Regarding the factors influencing other ECG abnormal types except arrhythmias, the results of multivariate logistic regression analysis are displayed in Table 5. Older age (at least 60 years old) was positively associated with ST depression and T abnormalities, tall R wave left, left/right atrial hypertrophy, left axis deviation and low voltage. Smoking was positively associated with Q wave abnormalities, tall R wave right and low voltage. Hypertension significantly increased the odds of having ST depression and T abnormalities, Q wave abnormalities, tall R wave left and left axis deviation (Table 5). Overweight and obesity were positively associated with ST depression and T abnormalities and left axis deviation (Table 5 and Supplemental table 1). Hypercholesterolemia was positively associated with ST depression and T abnormalities (Table 5).
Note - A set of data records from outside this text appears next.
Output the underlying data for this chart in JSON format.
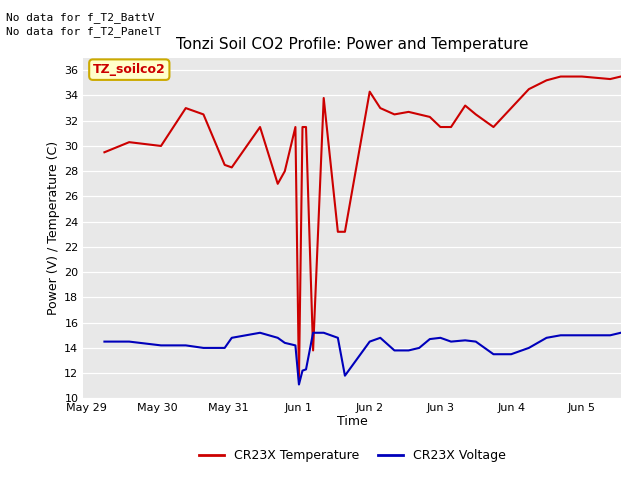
{
  "title": "Tonzi Soil CO2 Profile: Power and Temperature",
  "xlabel": "Time",
  "ylabel": "Power (V) / Temperature (C)",
  "no_data_text_1": "No data for f_T2_BattV",
  "no_data_text_2": "No data for f_T2_PanelT",
  "legend_label_text": "TZ_soilco2",
  "bg_color": "#e8e8e8",
  "red_color": "#cc0000",
  "blue_color": "#0000bb",
  "ylim": [
    10,
    37
  ],
  "xlim": [
    -0.05,
    7.55
  ],
  "yticks": [
    10,
    12,
    14,
    16,
    18,
    20,
    22,
    24,
    26,
    28,
    30,
    32,
    34,
    36
  ],
  "xtick_positions": [
    0,
    1,
    2,
    3,
    4,
    5,
    6,
    7
  ],
  "xtick_labels": [
    "May 29",
    "May 30",
    "May 31",
    "Jun 1",
    "Jun 2",
    "Jun 3",
    "Jun 4",
    "Jun 5"
  ],
  "legend_entries": [
    "CR23X Temperature",
    "CR23X Voltage"
  ],
  "red_x": [
    0.25,
    0.6,
    1.05,
    1.4,
    1.65,
    1.95,
    2.05,
    2.45,
    2.7,
    2.8,
    2.95,
    3.0,
    3.05,
    3.1,
    3.2,
    3.35,
    3.55,
    3.65,
    4.0,
    4.15,
    4.35,
    4.55,
    4.7,
    4.85,
    5.0,
    5.15,
    5.35,
    5.5,
    5.75,
    6.0,
    6.25,
    6.5,
    6.7,
    7.0,
    7.4,
    7.55
  ],
  "red_y": [
    29.5,
    30.3,
    30.0,
    33.0,
    32.5,
    28.5,
    28.3,
    31.5,
    27.0,
    28.0,
    31.5,
    11.5,
    31.5,
    31.5,
    13.8,
    33.8,
    23.2,
    23.2,
    34.3,
    33.0,
    32.5,
    32.7,
    32.5,
    32.3,
    31.5,
    31.5,
    33.2,
    32.5,
    31.5,
    33.0,
    34.5,
    35.2,
    35.5,
    35.5,
    35.3,
    35.5
  ],
  "blue_x": [
    0.25,
    0.6,
    1.05,
    1.4,
    1.65,
    1.95,
    2.05,
    2.45,
    2.7,
    2.8,
    2.95,
    3.0,
    3.05,
    3.1,
    3.2,
    3.35,
    3.55,
    3.65,
    4.0,
    4.15,
    4.35,
    4.55,
    4.7,
    4.85,
    5.0,
    5.15,
    5.35,
    5.5,
    5.75,
    6.0,
    6.25,
    6.5,
    6.7,
    7.0,
    7.4,
    7.55
  ],
  "blue_y": [
    14.5,
    14.5,
    14.2,
    14.2,
    14.0,
    14.0,
    14.8,
    15.2,
    14.8,
    14.4,
    14.2,
    11.1,
    12.2,
    12.3,
    15.2,
    15.2,
    14.8,
    11.8,
    14.5,
    14.8,
    13.8,
    13.8,
    14.0,
    14.7,
    14.8,
    14.5,
    14.6,
    14.5,
    13.5,
    13.5,
    14.0,
    14.8,
    15.0,
    15.0,
    15.0,
    15.2
  ]
}
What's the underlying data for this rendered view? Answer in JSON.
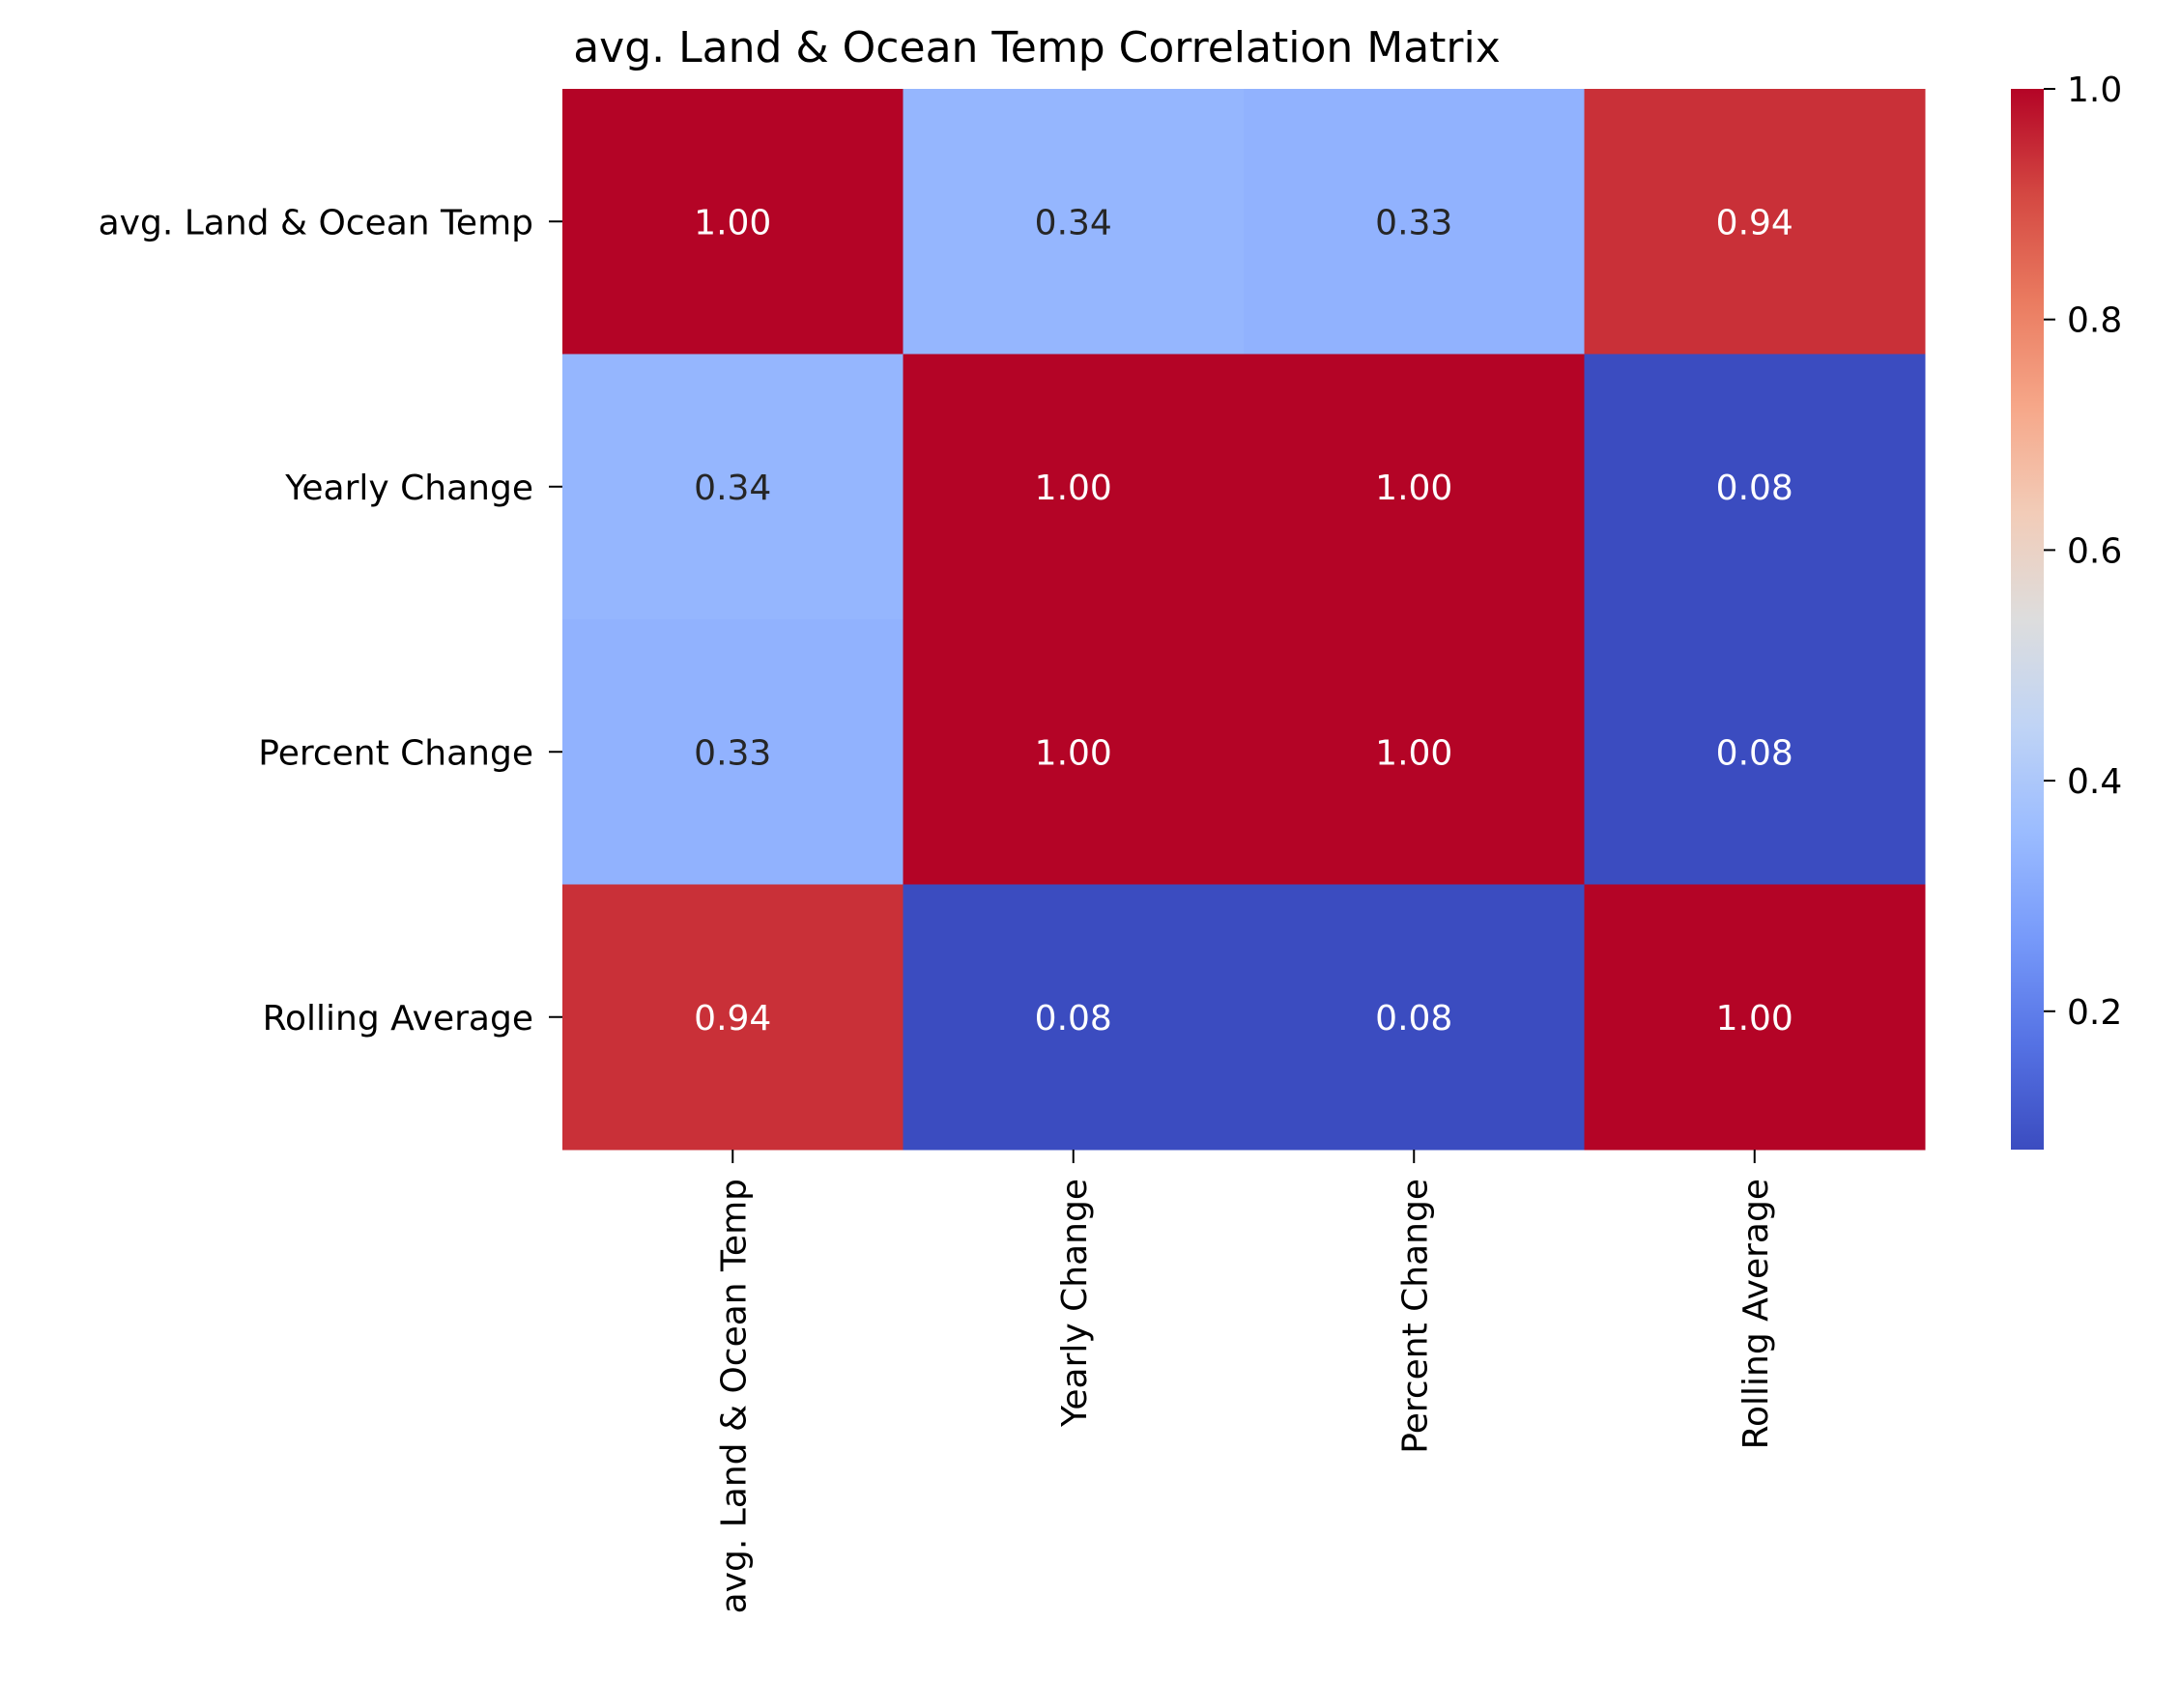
{
  "chart_data": {
    "type": "heatmap",
    "title": "avg. Land & Ocean Temp Correlation Matrix",
    "row_labels": [
      "avg. Land & Ocean Temp",
      "Yearly Change",
      "Percent Change",
      "Rolling Average"
    ],
    "col_labels": [
      "avg. Land & Ocean Temp",
      "Yearly Change",
      "Percent Change",
      "Rolling Average"
    ],
    "values": [
      [
        1.0,
        0.34,
        0.33,
        0.94
      ],
      [
        0.34,
        1.0,
        1.0,
        0.08
      ],
      [
        0.33,
        1.0,
        1.0,
        0.08
      ],
      [
        0.94,
        0.08,
        0.08,
        1.0
      ]
    ],
    "value_labels": [
      [
        "1.00",
        "0.34",
        "0.33",
        "0.94"
      ],
      [
        "0.34",
        "1.00",
        "1.00",
        "0.08"
      ],
      [
        "0.33",
        "1.00",
        "1.00",
        "0.08"
      ],
      [
        "0.94",
        "0.08",
        "0.08",
        "1.00"
      ]
    ],
    "colormap": "coolwarm",
    "vmin": 0.08,
    "vmax": 1.0,
    "colorbar": {
      "ticks": [
        0.2,
        0.4,
        0.6,
        0.8,
        1.0
      ],
      "tick_labels": [
        "0.2",
        "0.4",
        "0.6",
        "0.8",
        "1.0"
      ]
    },
    "annotation_colors": {
      "dark": "#262626",
      "light": "#ffffff"
    }
  }
}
The weighted prevalences of major arrhythmias in participants with none, one, two and at least three CVD risk factors were 1.19%, 1.76%, 1.95% and 2.17% respectively (Table 6). The presence of CVD risk factors significantly increased the odds of obtaining ST depression and T abnormalities, Q wave abnormalities and tall R wave left, after gender and age were adjusted (Table 6). A history of cardiovascular/cerebrovascular diseases significantly increased the odds of having major arrhythmias, atrial fibrillation/flutter, atrial/junctional/ventricular premature beats, ST depression and T abnormalities, Q wave abnormalities, tall R wave left and left axis deviation, with gender and age adjusted (Table 6). The weighted prevalence of major arrhythmias in participants with a history of cardiovascular/cerebrovascular diseases was as high as 5.72%, while the prevalence in those without the history was only 1.61% (Table 6).